– di Giuseppe Provenzano –
Quando Riccardo [Riccardo De Stefano, Direttore di ExitWell, ndr] mi ha chiesto di buttare giù un pezzo sul Premio Tenco (o su qualcosa che, comunque, potesse riguardarlo) ammetto di aver titubato non poco prima di accettare, ed anche dopo aver accettato, i dubbi sulla bontà di un pezzo del genere continuavano a ronzarmi in testa.
Anche perché sono cose che ho scritto e riscritto in tutte le salse, indignandomi, incazzandomi, in alcuni casi anche disgustandomi.
Insomma, il rischio di diventare un disco rotto era [ed è, nda] molto alto.
Però il “problema Tenco”, se così lo vogliamo ribattezzare, rimane, ed è anche bello consistente.
Oltretutto non affrontarlo ogni qual volta se ne presenti l’occasione significherebbe vigliacca resa incondizionata ad un certo pressapochismo, peraltro spacciato come libertà artistica.
Prima di iniziare, devo necessariamente precisare che non si parlerà dei singoli nomi premiati quest’anno, argomento già abbondantemente esaurito, e che, se nomi verranno citati, sarà solo a scopo esemplificativo: non sarà un commento su nomi e Targhe.
Dopodiché ripeto che molte delle cose che troverete qui le ho già scritte, a spizzichi e bocconi, su altri articoli; questo è, se così lo vogliamo definire, un enorme recap.
Ecco, prima di andare avanti, è necessario puntualizzare un momento il concetto stesso di “canzone d’autore” (espressione inventata da Enrico De Angelis nel dicembre del ‘69, che sostituì, in qualche modo, quella “canzone diversa” di cui Umberto Eco scriveva nella prefazione de Le canzoni della cattiva coscienza), anche solo per evitare di tirar fuori la battuta più classica sul tema, qualcosa tipo: «Vabbè, tutte le canzoni hanno un autore».
Partiamo col dire che “canzone d’autore” non è un genere musicale, o quantomeno non lo è in senso stretto. È, più che altro, un vero e proprio genere letterario, in cui stilemi musicali variabili (ma dopo ci torneremo meglio) incontrano una tensione lirica che, permeata anche dal racconto universale del circostante, riesce a conciliare parole e musica, elevandoli sul piano poetico e, comportando, di conseguenza, la creazione di una nuova forma canzone nel panorama della popular music.
E non meno importante è sottolineare che il Club Tenco, fin dal ’72, anno della sua fondazione, ha lavorato avendo come obiettivo la promozione della canzone d’autore e di tutte quelle proposte artistiche lontane dai radar della musica di consumo. Iconica, a tale proposito, è la risposta che Amilcare Rambaldi, fondatore e anima del Club, diede ad un articolo dell’Oggi Illustrato: a quel: «Bravi, bravissimi [sottinteso: “questi cantautori”, nda], ma chi li vuole?» dell’articolo, Rambaldi rispose con un perentorio: «Li voglio io!».

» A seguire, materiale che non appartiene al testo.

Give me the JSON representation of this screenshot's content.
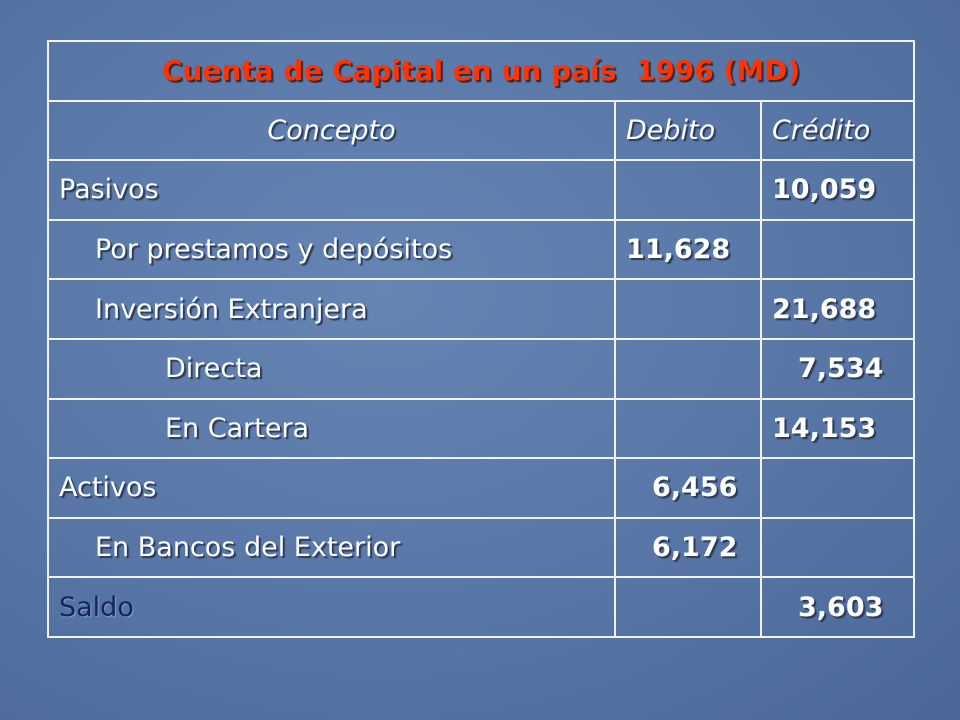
{
  "table": {
    "title": "Cuenta de Capital en un país  1996 (MD)",
    "headers": [
      "Concepto",
      "Debito",
      "Crédito"
    ],
    "rows": [
      {
        "concepto": "Pasivos",
        "credito": "10,059"
      },
      {
        "concepto": "Por prestamos y depósitos",
        "debito": "11,628"
      },
      {
        "concepto": "Inversión Extranjera",
        "credito": "21,688"
      },
      {
        "concepto": "Directa",
        "credito": "7,534"
      },
      {
        "concepto": "En Cartera",
        "credito": "14,153"
      },
      {
        "concepto": "Activos",
        "debito": "6,456"
      },
      {
        "concepto": "En Bancos del Exterior",
        "debito": "6,172"
      },
      {
        "concepto": "Saldo",
        "credito": "3,603"
      }
    ]
  }
}
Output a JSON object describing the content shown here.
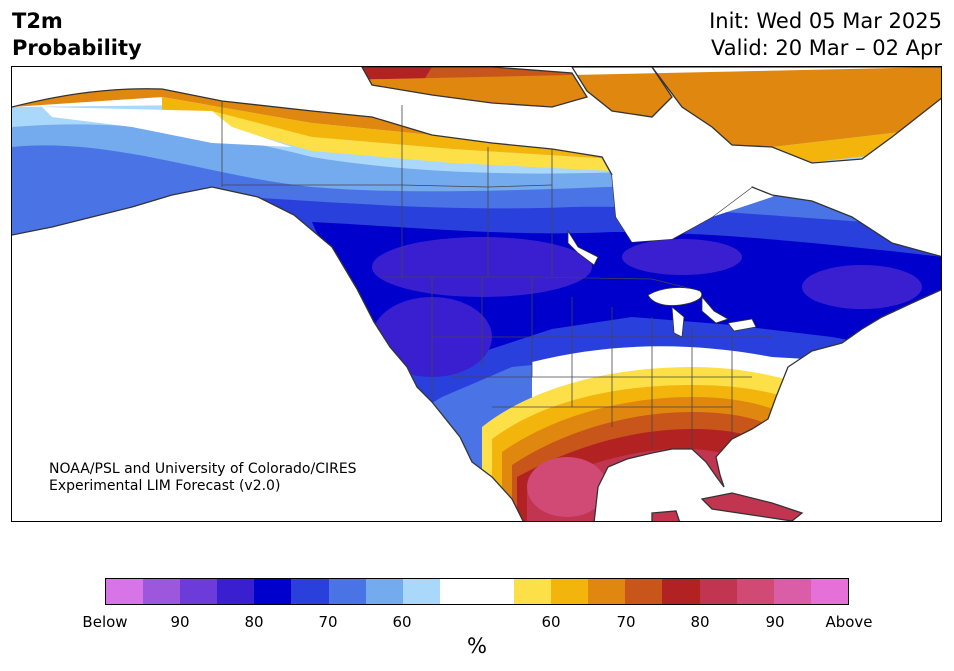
{
  "title": {
    "left_line1": "T2m",
    "left_line2": "Probability",
    "right_line1": "Init: Wed 05 Mar 2025",
    "right_line2": "Valid: 20 Mar – 02 Apr"
  },
  "credit": {
    "line1": "NOAA/PSL and University of Colorado/CIRES",
    "line2": "Experimental LIM Forecast (v2.0)"
  },
  "colorbar": {
    "unit": "%",
    "colors": [
      "#d674e8",
      "#9c57dc",
      "#6d3bd9",
      "#3a1fd0",
      "#0000cc",
      "#2a40dd",
      "#4a74e6",
      "#74aaee",
      "#aad8fb",
      "#ffffff",
      "#ffffff",
      "#fde047",
      "#f3b50c",
      "#e0870f",
      "#c8561a",
      "#b22222",
      "#c13550",
      "#d14a75",
      "#da5ea7",
      "#e571d8"
    ],
    "tick_labels": [
      "Below",
      "90",
      "80",
      "70",
      "60",
      "60",
      "70",
      "80",
      "90",
      "Above"
    ]
  },
  "map": {
    "region": "North America",
    "palette": {
      "ocean": "#ffffff",
      "land_base": "#ffffff",
      "border": "#333333"
    }
  }
}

Andiamo per gradi, partendo dal contingente, e cioè dagli avvenimenti che hanno segnato le ultime edizioni della rassegna. Rassegna che, è bene ricordarlo, viene ancora presentata come “Rassegna della canzone d’autore”, con tutto quello che comporta o che, quantomeno, dovrebbe comportare.
Il discorso è molto – si fa per dire – semplice: nel novembre del 2016, Enrico De Angelis – quell’Enrico De Angelis di qualche riga fa – lascia la direzione artistica del Club dopo circa vent’anni. In un’amarissima lettera, datata febbraio 2017, indirizzata ai giurati delle Targhe, De Angelis motiva la sua decisione denunciando la perdita dello spirito, cito testualmente, «di nobile dilettantismo, trasparente e disinteressato, libero da condizionamenti» che aveva contraddistinto fino ad allora l’esperienza del Premio Tenco. In più parla di conflitti di interessi non risolti e di un progressivo inglobamento della Rassegna all’interno di altre realtà sanremesi, segnatamente il Festival di Sanremo ed Area Sanremo. Insieme a De Angelis, lasciano i rispettivi incarichi anche Annino La Posta ed Enrico Deregibus, nomi che ci torneranno utili in seguito, più un contingente abbastanza numeroso di consiglieri.
Da lì, la direzione artistica – ma lui preferisce la qualifica di “Responsabile”, giusto per segnare una prima recusatio col passato, seppur recente – passa in mano a Sergio Secondiano Sacchi, già collaboratore dello stesso De Angelis e, prima ancora, di Amilcare Rambaldi.
E qui si comincia ad entrare nel clou della vicenda.